In order to respond to their clients’ needs, these administrators needed to provide full manager-level general ledger and NAV [net asset value] reporting, in addition to portfolio reporting.

This requires calculating NAV and performing other accounting tasks on both a consolidated and individual manager basis.

“The technology must support the single entry of all data and provide reliable calculations and reports,” Galvin said.

Global asset managers are evaluating their capability to respond to regulatory change as well as provide efficient platforms to manage market volatility.

“Many of the firms that we are working with today are looking for a solution that can provide efficient data integration, robust data validation and flexible reporting with business intelligence tools to respond to regulatory demands,” said Jeremy Skaling, head of product management at Eagle Investment Systems, a subsidiary of custody bank BNY Mellon.

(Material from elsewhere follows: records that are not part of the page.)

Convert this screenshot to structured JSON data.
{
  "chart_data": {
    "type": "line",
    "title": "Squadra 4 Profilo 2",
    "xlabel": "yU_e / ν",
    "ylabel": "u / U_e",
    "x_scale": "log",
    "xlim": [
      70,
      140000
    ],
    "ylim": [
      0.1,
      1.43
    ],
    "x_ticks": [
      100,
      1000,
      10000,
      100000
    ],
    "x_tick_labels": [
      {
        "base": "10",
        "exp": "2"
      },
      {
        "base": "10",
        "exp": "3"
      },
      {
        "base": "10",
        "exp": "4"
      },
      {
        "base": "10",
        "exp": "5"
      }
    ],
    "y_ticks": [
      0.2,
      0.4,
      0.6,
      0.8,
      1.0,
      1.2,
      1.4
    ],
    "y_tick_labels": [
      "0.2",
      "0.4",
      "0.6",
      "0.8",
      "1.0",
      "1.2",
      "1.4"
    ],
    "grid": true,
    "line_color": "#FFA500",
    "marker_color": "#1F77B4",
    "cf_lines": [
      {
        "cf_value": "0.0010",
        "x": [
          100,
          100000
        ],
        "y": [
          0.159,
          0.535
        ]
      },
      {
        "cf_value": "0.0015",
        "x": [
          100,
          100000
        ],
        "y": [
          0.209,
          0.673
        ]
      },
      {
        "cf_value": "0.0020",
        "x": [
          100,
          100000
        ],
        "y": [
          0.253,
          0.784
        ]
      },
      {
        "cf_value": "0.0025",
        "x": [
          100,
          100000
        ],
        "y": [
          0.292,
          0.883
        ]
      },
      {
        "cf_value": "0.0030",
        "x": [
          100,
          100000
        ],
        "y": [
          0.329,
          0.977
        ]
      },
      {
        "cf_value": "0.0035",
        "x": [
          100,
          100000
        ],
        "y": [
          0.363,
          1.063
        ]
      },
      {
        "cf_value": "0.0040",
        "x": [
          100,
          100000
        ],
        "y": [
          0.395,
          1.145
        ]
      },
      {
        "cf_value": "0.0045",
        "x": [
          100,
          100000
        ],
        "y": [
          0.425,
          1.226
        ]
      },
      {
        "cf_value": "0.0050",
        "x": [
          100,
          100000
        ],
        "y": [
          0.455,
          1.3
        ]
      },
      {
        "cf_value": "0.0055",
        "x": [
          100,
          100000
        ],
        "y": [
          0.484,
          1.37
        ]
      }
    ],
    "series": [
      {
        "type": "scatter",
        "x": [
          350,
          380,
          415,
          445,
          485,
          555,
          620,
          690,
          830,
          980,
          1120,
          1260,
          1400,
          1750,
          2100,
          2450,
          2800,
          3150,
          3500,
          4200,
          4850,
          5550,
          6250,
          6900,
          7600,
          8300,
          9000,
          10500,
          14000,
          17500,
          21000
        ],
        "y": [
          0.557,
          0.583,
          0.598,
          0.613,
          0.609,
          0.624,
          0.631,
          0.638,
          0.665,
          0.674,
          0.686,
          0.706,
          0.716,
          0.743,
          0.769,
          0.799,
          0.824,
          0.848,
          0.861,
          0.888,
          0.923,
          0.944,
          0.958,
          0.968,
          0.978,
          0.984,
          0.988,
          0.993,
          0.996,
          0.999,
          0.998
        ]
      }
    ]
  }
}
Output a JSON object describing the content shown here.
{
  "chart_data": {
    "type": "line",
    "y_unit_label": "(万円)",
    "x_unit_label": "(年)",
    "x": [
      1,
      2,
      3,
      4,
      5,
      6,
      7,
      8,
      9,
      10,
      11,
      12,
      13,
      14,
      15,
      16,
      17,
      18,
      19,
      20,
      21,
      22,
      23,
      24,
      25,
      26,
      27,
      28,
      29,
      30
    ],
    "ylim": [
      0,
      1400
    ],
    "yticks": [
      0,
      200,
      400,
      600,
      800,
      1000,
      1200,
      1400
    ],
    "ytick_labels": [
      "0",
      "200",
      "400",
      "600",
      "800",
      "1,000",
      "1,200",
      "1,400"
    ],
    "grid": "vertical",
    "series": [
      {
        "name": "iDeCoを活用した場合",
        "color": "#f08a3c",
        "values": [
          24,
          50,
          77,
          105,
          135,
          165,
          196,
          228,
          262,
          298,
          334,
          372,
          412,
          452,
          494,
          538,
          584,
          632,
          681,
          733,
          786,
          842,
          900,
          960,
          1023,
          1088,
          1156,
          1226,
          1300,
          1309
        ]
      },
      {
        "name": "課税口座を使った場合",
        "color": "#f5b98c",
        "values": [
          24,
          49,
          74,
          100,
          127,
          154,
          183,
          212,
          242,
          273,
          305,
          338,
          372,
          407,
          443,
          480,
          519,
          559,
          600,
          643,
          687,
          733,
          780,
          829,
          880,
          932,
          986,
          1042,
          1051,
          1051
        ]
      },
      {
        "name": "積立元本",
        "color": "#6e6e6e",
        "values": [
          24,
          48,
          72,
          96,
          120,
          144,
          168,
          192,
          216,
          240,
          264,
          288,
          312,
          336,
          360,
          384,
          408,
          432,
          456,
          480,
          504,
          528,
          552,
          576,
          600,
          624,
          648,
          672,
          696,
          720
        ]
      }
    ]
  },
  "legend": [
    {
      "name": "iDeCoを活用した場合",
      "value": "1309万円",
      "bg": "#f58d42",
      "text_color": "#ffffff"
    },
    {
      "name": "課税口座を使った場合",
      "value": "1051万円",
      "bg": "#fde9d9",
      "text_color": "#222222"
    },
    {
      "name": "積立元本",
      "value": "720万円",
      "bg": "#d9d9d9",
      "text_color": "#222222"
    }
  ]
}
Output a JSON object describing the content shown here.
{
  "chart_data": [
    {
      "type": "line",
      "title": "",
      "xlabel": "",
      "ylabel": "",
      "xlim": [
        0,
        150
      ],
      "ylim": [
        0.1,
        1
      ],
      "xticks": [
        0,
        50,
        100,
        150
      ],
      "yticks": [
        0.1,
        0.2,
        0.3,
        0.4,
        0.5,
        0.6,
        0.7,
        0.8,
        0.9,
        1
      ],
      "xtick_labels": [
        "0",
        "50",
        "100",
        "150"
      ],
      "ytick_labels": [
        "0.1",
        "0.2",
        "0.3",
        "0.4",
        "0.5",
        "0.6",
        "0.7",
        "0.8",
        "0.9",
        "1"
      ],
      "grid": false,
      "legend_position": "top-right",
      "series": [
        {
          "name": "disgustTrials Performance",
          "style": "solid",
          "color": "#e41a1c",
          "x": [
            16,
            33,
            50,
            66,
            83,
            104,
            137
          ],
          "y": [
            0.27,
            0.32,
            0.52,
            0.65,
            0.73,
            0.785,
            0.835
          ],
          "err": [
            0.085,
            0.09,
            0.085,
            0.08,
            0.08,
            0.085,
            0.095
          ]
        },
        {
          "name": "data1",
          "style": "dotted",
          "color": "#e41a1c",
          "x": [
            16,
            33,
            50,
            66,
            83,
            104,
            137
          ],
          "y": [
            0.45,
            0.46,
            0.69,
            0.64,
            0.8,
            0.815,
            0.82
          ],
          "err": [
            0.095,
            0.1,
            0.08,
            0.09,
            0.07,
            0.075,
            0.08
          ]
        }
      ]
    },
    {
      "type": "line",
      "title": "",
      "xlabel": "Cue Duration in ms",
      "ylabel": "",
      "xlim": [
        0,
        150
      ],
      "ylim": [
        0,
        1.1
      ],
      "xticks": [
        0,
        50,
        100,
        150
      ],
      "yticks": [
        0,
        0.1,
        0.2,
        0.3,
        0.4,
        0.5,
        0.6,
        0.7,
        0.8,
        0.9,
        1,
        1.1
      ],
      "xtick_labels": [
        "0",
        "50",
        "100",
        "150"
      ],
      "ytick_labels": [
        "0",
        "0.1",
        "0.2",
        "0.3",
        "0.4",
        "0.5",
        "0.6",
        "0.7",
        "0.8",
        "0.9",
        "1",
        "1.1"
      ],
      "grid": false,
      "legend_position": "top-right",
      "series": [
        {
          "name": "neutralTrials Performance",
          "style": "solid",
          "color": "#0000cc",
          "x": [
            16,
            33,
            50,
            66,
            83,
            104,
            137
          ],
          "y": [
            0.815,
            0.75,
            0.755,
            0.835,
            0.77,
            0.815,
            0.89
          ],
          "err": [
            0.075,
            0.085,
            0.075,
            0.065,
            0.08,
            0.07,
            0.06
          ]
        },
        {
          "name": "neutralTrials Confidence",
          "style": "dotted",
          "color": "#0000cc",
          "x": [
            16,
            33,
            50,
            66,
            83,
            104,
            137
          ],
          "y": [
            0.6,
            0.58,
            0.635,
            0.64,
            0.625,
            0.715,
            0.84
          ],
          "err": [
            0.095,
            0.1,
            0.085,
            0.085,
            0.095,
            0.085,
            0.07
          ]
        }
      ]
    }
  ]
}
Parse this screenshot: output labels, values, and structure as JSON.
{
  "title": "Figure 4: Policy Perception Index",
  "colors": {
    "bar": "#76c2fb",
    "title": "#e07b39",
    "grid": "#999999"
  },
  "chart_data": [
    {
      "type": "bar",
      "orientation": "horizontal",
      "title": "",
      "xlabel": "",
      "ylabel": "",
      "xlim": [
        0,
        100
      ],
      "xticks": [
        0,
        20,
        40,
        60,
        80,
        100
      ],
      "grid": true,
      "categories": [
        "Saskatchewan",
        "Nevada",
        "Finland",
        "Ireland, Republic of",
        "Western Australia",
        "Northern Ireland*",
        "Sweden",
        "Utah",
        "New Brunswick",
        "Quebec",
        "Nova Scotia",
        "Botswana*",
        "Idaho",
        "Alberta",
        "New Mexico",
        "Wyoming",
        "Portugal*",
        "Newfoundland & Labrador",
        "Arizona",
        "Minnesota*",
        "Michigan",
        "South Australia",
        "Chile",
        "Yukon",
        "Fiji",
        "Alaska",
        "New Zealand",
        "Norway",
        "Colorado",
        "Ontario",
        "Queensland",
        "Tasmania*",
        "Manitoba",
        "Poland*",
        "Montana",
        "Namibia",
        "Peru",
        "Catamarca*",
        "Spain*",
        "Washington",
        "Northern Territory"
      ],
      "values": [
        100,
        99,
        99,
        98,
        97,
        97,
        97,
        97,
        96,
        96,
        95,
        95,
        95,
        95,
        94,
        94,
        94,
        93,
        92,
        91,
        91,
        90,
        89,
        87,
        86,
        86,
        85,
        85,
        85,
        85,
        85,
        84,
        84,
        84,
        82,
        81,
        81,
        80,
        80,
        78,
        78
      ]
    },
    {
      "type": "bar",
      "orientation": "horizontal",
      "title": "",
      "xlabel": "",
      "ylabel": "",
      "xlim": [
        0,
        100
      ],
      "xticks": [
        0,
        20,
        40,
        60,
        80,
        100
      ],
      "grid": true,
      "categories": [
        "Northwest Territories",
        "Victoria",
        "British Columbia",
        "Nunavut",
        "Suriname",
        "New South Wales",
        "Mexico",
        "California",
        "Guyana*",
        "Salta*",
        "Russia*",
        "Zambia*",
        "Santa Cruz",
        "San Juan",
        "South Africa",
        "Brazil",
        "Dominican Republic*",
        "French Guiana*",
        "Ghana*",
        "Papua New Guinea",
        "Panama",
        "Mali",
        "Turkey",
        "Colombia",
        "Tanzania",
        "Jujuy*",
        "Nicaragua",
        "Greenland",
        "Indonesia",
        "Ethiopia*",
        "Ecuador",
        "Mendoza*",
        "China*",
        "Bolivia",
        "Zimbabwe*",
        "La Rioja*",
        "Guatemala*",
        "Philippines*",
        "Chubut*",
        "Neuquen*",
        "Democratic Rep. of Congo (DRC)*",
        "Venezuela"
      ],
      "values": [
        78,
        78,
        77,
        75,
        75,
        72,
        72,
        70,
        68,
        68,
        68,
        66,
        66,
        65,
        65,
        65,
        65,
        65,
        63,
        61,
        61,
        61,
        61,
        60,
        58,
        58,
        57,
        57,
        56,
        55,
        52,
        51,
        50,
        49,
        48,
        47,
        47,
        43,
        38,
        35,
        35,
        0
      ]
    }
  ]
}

Eagle Investment Systems is integrating business intelligence software from MicroStrategy Inc. into its portfolio management system, enabling managers to use the MicroStrategy-based reporting platform to quickly navigate multiple complex datasets, create data visuals and interact with portfolio information on their mobile devices.

“Having a centralized data management platform allows firms to quickly analyze exposure, provide management insight and quickly and accurately report to regulatory bodies,” Skaling said.

Linedata Mfact has been enhanced to provide multiple manager portfolio, general ledger and NAV reporting in parallel with traditional fund level reporting.

The ability to track funds by manager and total portfolio provides the necessary controls for reporting, compliance and accounting at both the consolidated and the manager level, the company says.

“We want to establish Mfact as the workhorse of the back office,” Galvin at Linedata Mfact said. “Multi-manager support is the cornerstone of our strategy.”